This morning I went to the gym for my third personal training session. Let me just tell you, I did not feel like going today. I had already been up there four times since Monday. Also? Friday is supposed to be date day with the Hubs. I really just wanted to get dolled up and be treated to a nice lunch and maybe some shopping at Northpark or a stop at JD's Chippery. Instead, I wore something really unflattering from Academy Sports & Outdoors and I went to have my tush professionally kicked. Glory.
My trainer is really into martial arts and he likes to talk about it. A lot. And about all the guys he trains and about all the injuries he has from it. Okay! Smile and nod. Concentrate on not falling out. It seems like most of the conversation has been one-way. I'm not sure he's asked about my life yet, except whether I was ever a cheerleader or a dancer (because that would mean I would be more advanced with my high kicks). No, I wasn't. But I can spike a volleyball, mister! Turns out, so can he.
So I guess today I felt a little too comfortable sharing some things about my life that were not going to interest him in any way, shape, or form. Things that might, in fact, horrify this man who was not really in a stage of life that led him to relate to a MOP. I might have lost some propriety when I was on the floor doing ab work. My legs were stretched out in front of me, hovering 3 inches off the floor. Three inches? That is not very much. I was shaking, holding my breath, contracting my abs, and just trying not to collapse or pass out while he slowly counted down, "Five, four, three, two, one." So I might have forgotten myself and yelled out, I feel like I'm in labor!
Okay, so what would that exercise remind you of?
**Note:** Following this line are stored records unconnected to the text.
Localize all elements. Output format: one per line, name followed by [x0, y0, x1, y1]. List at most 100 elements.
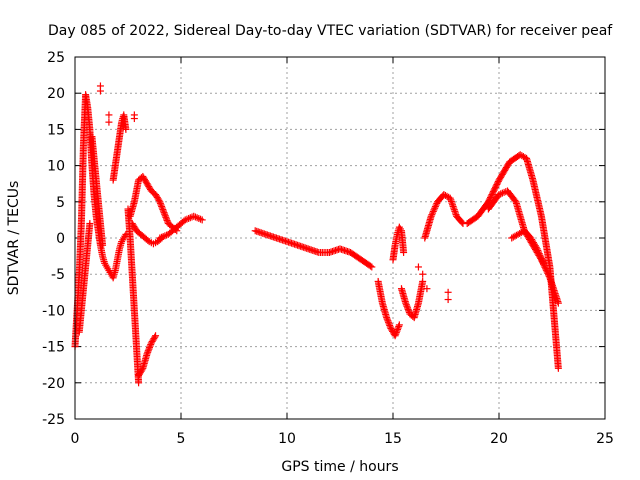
data-point: [427, 212, 435, 220]
data-point: [384, 317, 392, 325]
data-point: [540, 259, 548, 267]
data-point: [159, 233, 167, 241]
data-point: [186, 214, 194, 222]
data-point: [197, 215, 205, 223]
data-point: [105, 118, 113, 126]
data-point: [535, 250, 543, 258]
data-point: [542, 265, 550, 273]
data-point: [190, 212, 198, 220]
data-point: [130, 115, 138, 123]
data-point: [536, 251, 544, 259]
data-point: [147, 341, 155, 349]
data-point: [533, 245, 541, 253]
data-point: [195, 214, 203, 222]
data-point: [105, 111, 113, 119]
data-point: [135, 379, 143, 387]
y-tick-label: -5: [51, 267, 65, 283]
data-point: [156, 199, 164, 207]
data-point: [99, 241, 107, 249]
data-point: [383, 315, 391, 323]
x-tick-label: 10: [278, 431, 296, 447]
data-point: [431, 203, 439, 211]
data-point: [443, 192, 451, 200]
data-point: [532, 243, 540, 251]
data-point: [122, 125, 130, 133]
data-point: [534, 246, 542, 254]
y-tick-label: 20: [47, 86, 65, 102]
data-point: [395, 321, 403, 329]
data-point: [386, 323, 394, 331]
x-tick-label: 25: [596, 431, 614, 447]
data-point: [458, 218, 466, 226]
data-point: [544, 271, 552, 279]
data-point: [554, 299, 562, 307]
y-tick-label: 5: [56, 195, 65, 211]
data-point: [537, 255, 545, 263]
data-point: [544, 269, 552, 277]
data-point: [404, 305, 412, 313]
data-point: [431, 204, 439, 212]
grid-lines: [75, 57, 605, 419]
data-point: [541, 263, 549, 271]
data-point: [138, 366, 146, 374]
data-point: [444, 288, 452, 296]
data-point: [144, 236, 152, 244]
data-point: [181, 216, 189, 224]
data-point: [145, 345, 153, 353]
data-point: [391, 332, 399, 340]
data-point: [428, 211, 436, 219]
data-point: [146, 344, 154, 352]
x-axis-label: GPS time / hours: [281, 459, 398, 475]
data-point: [86, 220, 94, 228]
data-point: [394, 326, 402, 334]
data-point: [144, 348, 152, 356]
data-point: [156, 198, 164, 206]
data-point: [157, 201, 165, 209]
data-point: [193, 214, 201, 222]
x-tick-label: 15: [384, 431, 402, 447]
data-point: [543, 268, 551, 276]
y-tick-label: 15: [47, 122, 65, 138]
y-tick-label: -25: [42, 412, 65, 428]
data-point: [404, 304, 412, 312]
data-point: [158, 202, 166, 210]
data-point: [161, 212, 169, 220]
data-point: [519, 153, 527, 161]
data-point: [185, 214, 193, 222]
data-point: [402, 299, 410, 307]
data-point: [393, 327, 401, 335]
axis-ticks: 0 5 10 15 20 25 25 20 15 10 5 0 -5 -10 -15 -20 -25: [42, 50, 614, 447]
data-point: [429, 207, 437, 215]
data-point: [383, 314, 391, 322]
data-point: [395, 322, 403, 330]
data-point: [96, 87, 104, 95]
data-point: [157, 233, 165, 241]
data-point: [511, 196, 519, 204]
data-point: [405, 307, 413, 315]
data-point: [158, 204, 166, 212]
data-point: [386, 321, 394, 329]
chart-title: Day 085 of 2022, Sidereal Day-to-day VTE…: [48, 23, 613, 39]
data-point: [545, 272, 553, 280]
data-point: [419, 277, 427, 285]
data-point: [414, 263, 422, 271]
data-point: [144, 347, 152, 355]
data-point: [430, 206, 438, 214]
x-tick-label: 0: [71, 431, 80, 447]
data-point: [368, 263, 376, 271]
data-point: [143, 350, 151, 358]
y-tick-label: -20: [42, 376, 65, 392]
data-point: [366, 262, 374, 270]
data-point: [155, 196, 163, 204]
y-axis-label: SDTVAR / TECUs: [6, 181, 22, 296]
data-point: [537, 253, 545, 261]
data-point: [146, 342, 154, 350]
x-tick-label: 20: [490, 431, 508, 447]
data-point: [162, 213, 170, 221]
data-point: [538, 256, 546, 264]
y-tick-label: 0: [56, 231, 65, 247]
y-tick-label: 10: [47, 159, 65, 175]
data-point: [539, 258, 547, 266]
data-point: [444, 296, 452, 304]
Is it not labor? Pushing, to be more exact? He was taken aback. Just a bit. I was really amused with myself, but as the hours have passed I've become a little embarrassed. I had just told him minutes before that they really should have some female personal trainers in the house. He was reluctant to agree with me, but I bet he can see the merit in it now!
(Q&A coming soon. But Michelle, a MOP is a mom of preschoolers.)